Some people who do a lot
of searching install more sophisticated search programs
on their computers. Because words may show up in
different forms, there are advanced strategies that can
be used with these programs, such as "wildcards" and
synonyms, to make your searches more effective. For
example, if you are looking for the watering
instructions for a new exotic plant in your garden,
those instructions may use the word "water" or
"watering," but you can't remember which. By placing a
wildcard (usually an asterisk - * ) after the "r" in
water, in programs that will allow this type of
searching, you can pick up either word in a single
search. In other cases, you may have to search for all
possible synonyms of a word to make your search
exhaustive. For example, if you are searching for
information related to cars, various sources may use the
word "car" or the word "automobile" or the word
"vehicle." To get everything, you would have to search
for all these words. To do this in a single search, the
search program needs to have a synonyms operator.

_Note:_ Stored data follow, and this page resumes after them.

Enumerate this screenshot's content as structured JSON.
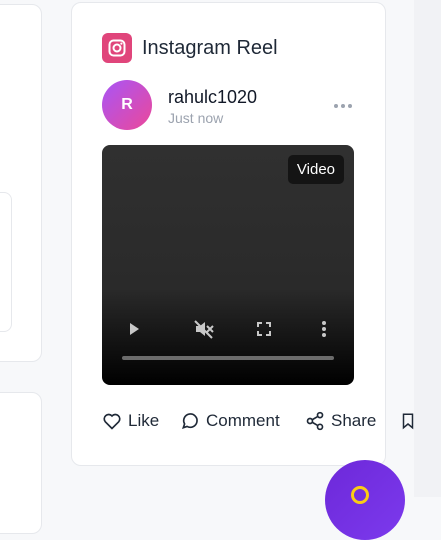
{
  "post": {
    "platform_label": "Instagram Reel",
    "avatar_initial": "R",
    "username": "rahulc1020",
    "timestamp": "Just now",
    "video_badge": "Video"
  },
  "actions": {
    "like": "Like",
    "comment": "Comment",
    "share": "Share"
  },
  "colors": {
    "instagram_accent": "#e0457b",
    "avatar_gradient_start": "#a855f7",
    "avatar_gradient_end": "#ec4899",
    "fab": "#7c3aed"
  },
  "icons": [
    "instagram-icon",
    "more-options-icon",
    "play-icon",
    "mute-icon",
    "fullscreen-icon",
    "video-options-icon",
    "heart-icon",
    "comment-icon",
    "share-icon",
    "bookmark-icon"
  ]
}
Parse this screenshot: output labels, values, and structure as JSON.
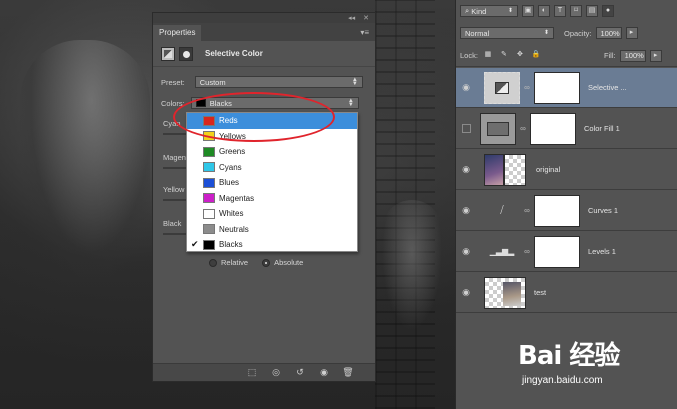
{
  "properties_panel": {
    "tab_title": "Properties",
    "collapse_icon": "double-chevron",
    "close_icon": "x",
    "menu_icon": "panel-menu",
    "adjustment_title": "Selective Color",
    "preset_label": "Preset:",
    "preset_value": "Custom",
    "colors_label": "Colors:",
    "colors_value": "Blacks",
    "sliders": [
      {
        "label": "Cyan"
      },
      {
        "label": "Magen"
      },
      {
        "label": "Yellow"
      },
      {
        "label": "Black"
      }
    ],
    "method": {
      "relative": "Relative",
      "absolute": "Absolute",
      "selected": "Absolute"
    }
  },
  "colors_dropdown": {
    "selected": "Reds",
    "checked": "Blacks",
    "options": [
      {
        "label": "Reds",
        "color": "#d9261c"
      },
      {
        "label": "Yellows",
        "color": "#f2d21b"
      },
      {
        "label": "Greens",
        "color": "#1e8a24"
      },
      {
        "label": "Cyans",
        "color": "#2fc7e8"
      },
      {
        "label": "Blues",
        "color": "#1b4fd6"
      },
      {
        "label": "Magentas",
        "color": "#cc1fc9"
      },
      {
        "label": "Whites",
        "color": "#ffffff"
      },
      {
        "label": "Neutrals",
        "color": "#8c8c8c"
      },
      {
        "label": "Blacks",
        "color": "#000000"
      }
    ]
  },
  "layers_panel": {
    "filter_kind": "Kind",
    "blend_mode": "Normal",
    "opacity_label": "Opacity:",
    "opacity_value": "100%",
    "lock_label": "Lock:",
    "fill_label": "Fill:",
    "fill_value": "100%",
    "layers": [
      {
        "name": "Selective ...",
        "active": true
      },
      {
        "name": "Color Fill 1",
        "active": false
      },
      {
        "name": "original",
        "active": false
      },
      {
        "name": "Curves 1",
        "active": false
      },
      {
        "name": "Levels 1",
        "active": false
      },
      {
        "name": "test",
        "active": false
      }
    ]
  },
  "watermark": {
    "brand": "Bai 经验",
    "url": "jingyan.baidu.com"
  },
  "colors": {
    "highlight_ellipse": "#e0242c",
    "dropdown_selection": "#3c8edb",
    "active_layer": "#6a7c94"
  }
}
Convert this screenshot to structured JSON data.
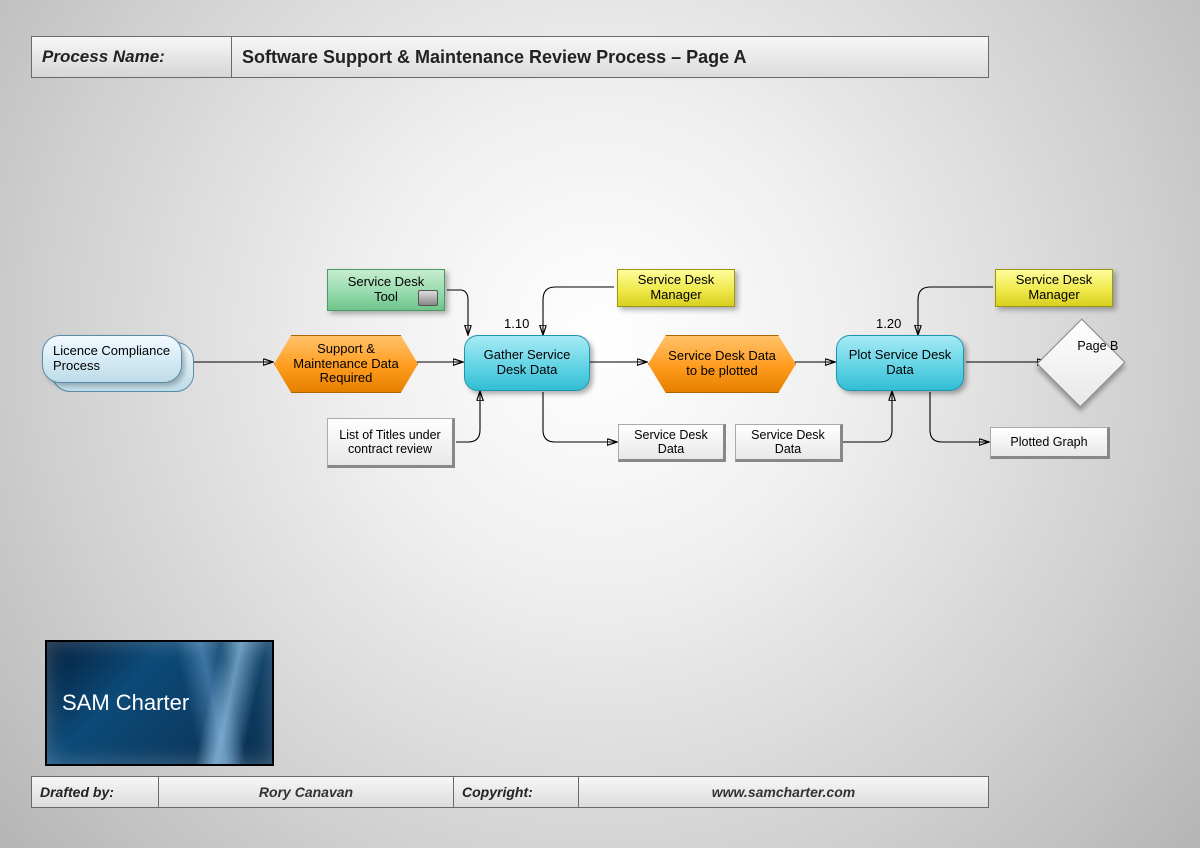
{
  "header": {
    "label": "Process Name:",
    "value": "Software Support & Maintenance Review Process – Page A"
  },
  "footer": {
    "draftedByLabel": "Drafted by:",
    "draftedByValue": "Rory Canavan",
    "copyrightLabel": "Copyright:",
    "copyrightValue": "www.samcharter.com"
  },
  "logo": "SAM Charter",
  "nums": {
    "n1": "1.10",
    "n2": "1.20"
  },
  "nodes": {
    "start": "Licence Compliance Process",
    "hex1": "Support & Maintenance Data Required",
    "roleGreen": "Service Desk Tool",
    "task1": "Gather Service Desk Data",
    "dataList": "List of Titles under contract review",
    "roleY1": "Service Desk Manager",
    "hex2": "Service Desk Data to be plotted",
    "dataSD1": "Service Desk Data",
    "dataSD2": "Service Desk Data",
    "task2": "Plot Service Desk Data",
    "roleY2": "Service Desk Manager",
    "pageB": "Page B",
    "dataPlot": "Plotted Graph"
  }
}
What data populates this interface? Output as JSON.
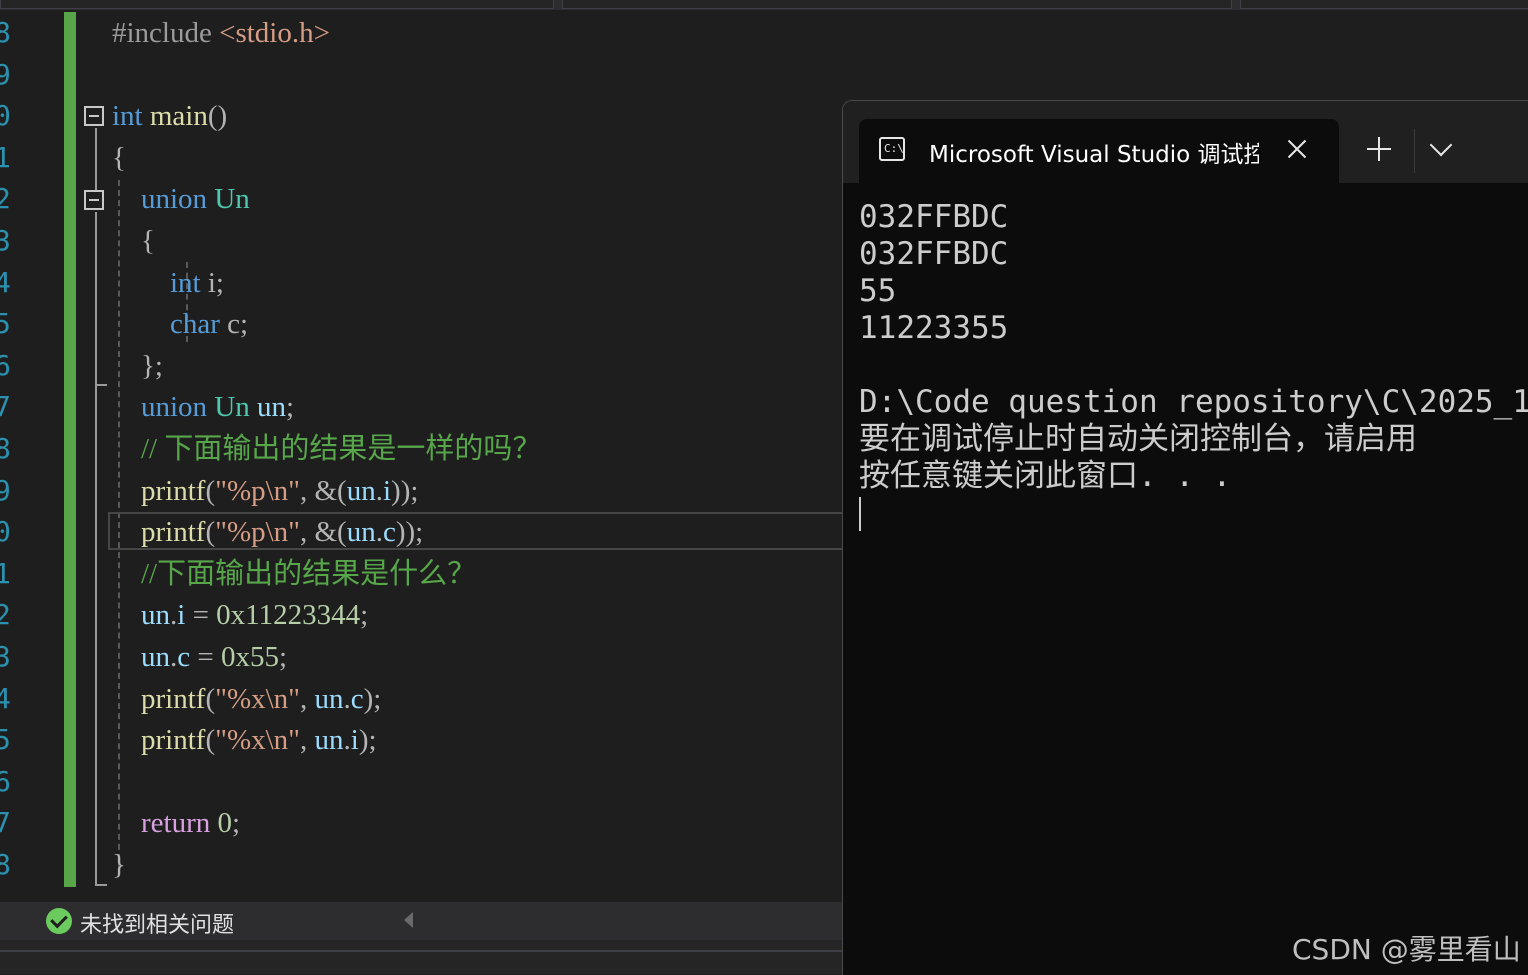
{
  "editor": {
    "line_numbers": [
      "8",
      "9",
      "0",
      "1",
      "2",
      "3",
      "4",
      "5",
      "6",
      "7",
      "8",
      "9",
      "0",
      "1",
      "2",
      "3",
      "4",
      "5",
      "6",
      "7",
      "8"
    ],
    "lines": [
      [
        {
          "t": "#include ",
          "c": "pp"
        },
        {
          "t": "<stdio.h>",
          "c": "str"
        }
      ],
      [],
      [
        {
          "t": "int",
          "c": "kw"
        },
        {
          "t": " ",
          "c": "pu"
        },
        {
          "t": "main",
          "c": "fn"
        },
        {
          "t": "()",
          "c": "pu"
        }
      ],
      [
        {
          "t": "{",
          "c": "pu"
        }
      ],
      [
        {
          "t": "    ",
          "c": "pu"
        },
        {
          "t": "union",
          "c": "kw"
        },
        {
          "t": " ",
          "c": "pu"
        },
        {
          "t": "Un",
          "c": "ty"
        }
      ],
      [
        {
          "t": "    {",
          "c": "pu"
        }
      ],
      [
        {
          "t": "        ",
          "c": "pu"
        },
        {
          "t": "int",
          "c": "kw"
        },
        {
          "t": " i;",
          "c": "pu"
        }
      ],
      [
        {
          "t": "        ",
          "c": "pu"
        },
        {
          "t": "char",
          "c": "kw"
        },
        {
          "t": " c;",
          "c": "pu"
        }
      ],
      [
        {
          "t": "    };",
          "c": "pu"
        }
      ],
      [
        {
          "t": "    ",
          "c": "pu"
        },
        {
          "t": "union",
          "c": "kw"
        },
        {
          "t": " ",
          "c": "pu"
        },
        {
          "t": "Un",
          "c": "ty"
        },
        {
          "t": " ",
          "c": "pu"
        },
        {
          "t": "un",
          "c": "var"
        },
        {
          "t": ";",
          "c": "pu"
        }
      ],
      [
        {
          "t": "    // 下面输出的结果是一样的吗？",
          "c": "cm"
        }
      ],
      [
        {
          "t": "    ",
          "c": "pu"
        },
        {
          "t": "printf",
          "c": "fn"
        },
        {
          "t": "(",
          "c": "pu"
        },
        {
          "t": "\"%p\\n\"",
          "c": "str"
        },
        {
          "t": ", &(",
          "c": "pu"
        },
        {
          "t": "un",
          "c": "var"
        },
        {
          "t": ".",
          "c": "pu"
        },
        {
          "t": "i",
          "c": "var"
        },
        {
          "t": "));",
          "c": "pu"
        }
      ],
      [
        {
          "t": "    ",
          "c": "pu"
        },
        {
          "t": "printf",
          "c": "fn"
        },
        {
          "t": "(",
          "c": "pu"
        },
        {
          "t": "\"%p\\n\"",
          "c": "str"
        },
        {
          "t": ", &(",
          "c": "pu"
        },
        {
          "t": "un",
          "c": "var"
        },
        {
          "t": ".",
          "c": "pu"
        },
        {
          "t": "c",
          "c": "var"
        },
        {
          "t": "));",
          "c": "pu"
        }
      ],
      [
        {
          "t": "    //下面输出的结果是什么？",
          "c": "cm"
        }
      ],
      [
        {
          "t": "    ",
          "c": "pu"
        },
        {
          "t": "un",
          "c": "var"
        },
        {
          "t": ".",
          "c": "pu"
        },
        {
          "t": "i",
          "c": "var"
        },
        {
          "t": " = ",
          "c": "pu"
        },
        {
          "t": "0x11223344",
          "c": "num"
        },
        {
          "t": ";",
          "c": "pu"
        }
      ],
      [
        {
          "t": "    ",
          "c": "pu"
        },
        {
          "t": "un",
          "c": "var"
        },
        {
          "t": ".",
          "c": "pu"
        },
        {
          "t": "c",
          "c": "var"
        },
        {
          "t": " = ",
          "c": "pu"
        },
        {
          "t": "0x55",
          "c": "num"
        },
        {
          "t": ";",
          "c": "pu"
        }
      ],
      [
        {
          "t": "    ",
          "c": "pu"
        },
        {
          "t": "printf",
          "c": "fn"
        },
        {
          "t": "(",
          "c": "pu"
        },
        {
          "t": "\"%x\\n\"",
          "c": "str"
        },
        {
          "t": ", ",
          "c": "pu"
        },
        {
          "t": "un",
          "c": "var"
        },
        {
          "t": ".",
          "c": "pu"
        },
        {
          "t": "c",
          "c": "var"
        },
        {
          "t": ");",
          "c": "pu"
        }
      ],
      [
        {
          "t": "    ",
          "c": "pu"
        },
        {
          "t": "printf",
          "c": "fn"
        },
        {
          "t": "(",
          "c": "pu"
        },
        {
          "t": "\"%x\\n\"",
          "c": "str"
        },
        {
          "t": ", ",
          "c": "pu"
        },
        {
          "t": "un",
          "c": "var"
        },
        {
          "t": ".",
          "c": "pu"
        },
        {
          "t": "i",
          "c": "var"
        },
        {
          "t": ");",
          "c": "pu"
        }
      ],
      [],
      [
        {
          "t": "    ",
          "c": "pu"
        },
        {
          "t": "return",
          "c": "ctl"
        },
        {
          "t": " ",
          "c": "pu"
        },
        {
          "t": "0",
          "c": "num"
        },
        {
          "t": ";",
          "c": "pu"
        }
      ],
      [
        {
          "t": "}",
          "c": "pu"
        }
      ]
    ]
  },
  "status": {
    "message": "未找到相关问题"
  },
  "terminal": {
    "tab_title": "Microsoft Visual Studio 调试控制台",
    "tab_icon_text": "C:\\",
    "output_lines": [
      "032FFBDC",
      "032FFBDC",
      "55",
      "11223355",
      "",
      "D:\\Code question repository\\C\\2025_1",
      "要在调试停止时自动关闭控制台，请启用",
      "按任意键关闭此窗口. . ."
    ]
  },
  "watermark": "CSDN @雾里看山",
  "colors": {
    "keyword": "#569cd6",
    "type": "#4ec9b0",
    "function": "#dcdcaa",
    "string": "#d69d85",
    "number": "#b5cea8",
    "comment": "#57a64a",
    "change_bar": "#57a64a",
    "editor_bg": "#1e1e1e",
    "terminal_bg": "#0c0c0c"
  }
}
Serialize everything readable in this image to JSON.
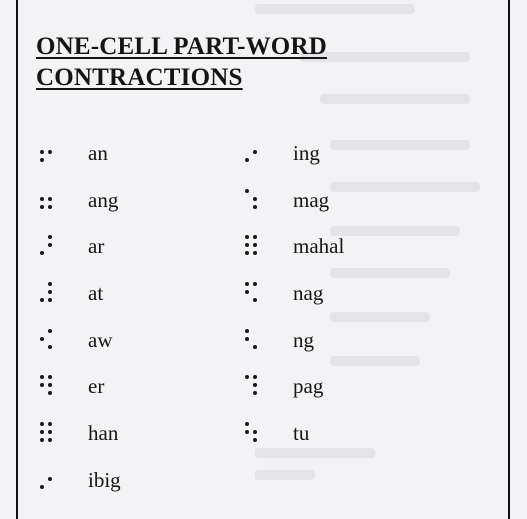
{
  "title": {
    "line1": "ONE-CELL PART-WORD",
    "line2": "CONTRACTIONS"
  },
  "contractions_left": [
    {
      "braille": "⠖",
      "dots": [
        2,
        3,
        5
      ],
      "word": "an"
    },
    {
      "braille": "⠶",
      "dots": [
        2,
        3,
        5,
        6
      ],
      "word": "ang"
    },
    {
      "braille": "⠜",
      "dots": [
        3,
        4,
        5
      ],
      "word": "ar"
    },
    {
      "braille": "⠼",
      "dots": [
        3,
        4,
        5,
        6
      ],
      "word": "at"
    },
    {
      "braille": "⠪",
      "dots": [
        2,
        4,
        6
      ],
      "word": "aw"
    },
    {
      "braille": "⠻",
      "dots": [
        1,
        2,
        4,
        5,
        6
      ],
      "word": "er"
    },
    {
      "braille": "⠿",
      "dots": [
        1,
        2,
        3,
        4,
        5,
        6
      ],
      "word": "han"
    },
    {
      "braille": "⠔",
      "dots": [
        3,
        5
      ],
      "word": "ibig"
    }
  ],
  "contractions_right": [
    {
      "braille": "⠔",
      "dots": [
        3,
        5
      ],
      "word": "ing"
    },
    {
      "braille": "⠱",
      "dots": [
        1,
        5,
        6
      ],
      "word": "mag"
    },
    {
      "braille": "⠿",
      "dots": [
        1,
        2,
        3,
        4,
        5,
        6
      ],
      "word": "mahal"
    },
    {
      "braille": "⠫",
      "dots": [
        1,
        2,
        4,
        6
      ],
      "word": "nag"
    },
    {
      "braille": "⠣",
      "dots": [
        1,
        2,
        6
      ],
      "word": "ng"
    },
    {
      "braille": "⠹",
      "dots": [
        1,
        4,
        5,
        6
      ],
      "word": "pag"
    },
    {
      "braille": "⠳",
      "dots": [
        1,
        2,
        5,
        6
      ],
      "word": "tu"
    }
  ]
}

Otherwise, you will need to use Boolean connectors,
which we will discuss below.
In our last lesson we
discussed databases. In doing so, we used the example of
creating database tables to keep up with our prospects.
Recall that we created a primary table containing name,
address, phone, etc. for each prospect. Then we created
a secondary table to keep up with the contact history
for our prospects. Let's now take that example a little
further.
Since relationship
building is so crucial to marketing, it is important to
remember the personal things that prospects tell us
about themselves in the course of our conversations with
them. The issues that these prospects may talk about
will be diverse, varying from prospect to prospect. Some
may tell you about their relationship issues, others may
speak of health issues, while others may tell you about
their hobbies. Many will talk about their children or
grandchildren. Thus, the personal "information" that
prospects may share with you will not be "similar" or
"structured." Therefore, it would appear difficult to
design database fields to keep track of this
information.
However, one "data type"
available in most databases that will be useful in this
situation is the "memo" field. A memo field is an
alphanumeric field that will accept an unlimited amount
of data in text format. Thus, in the "contact history"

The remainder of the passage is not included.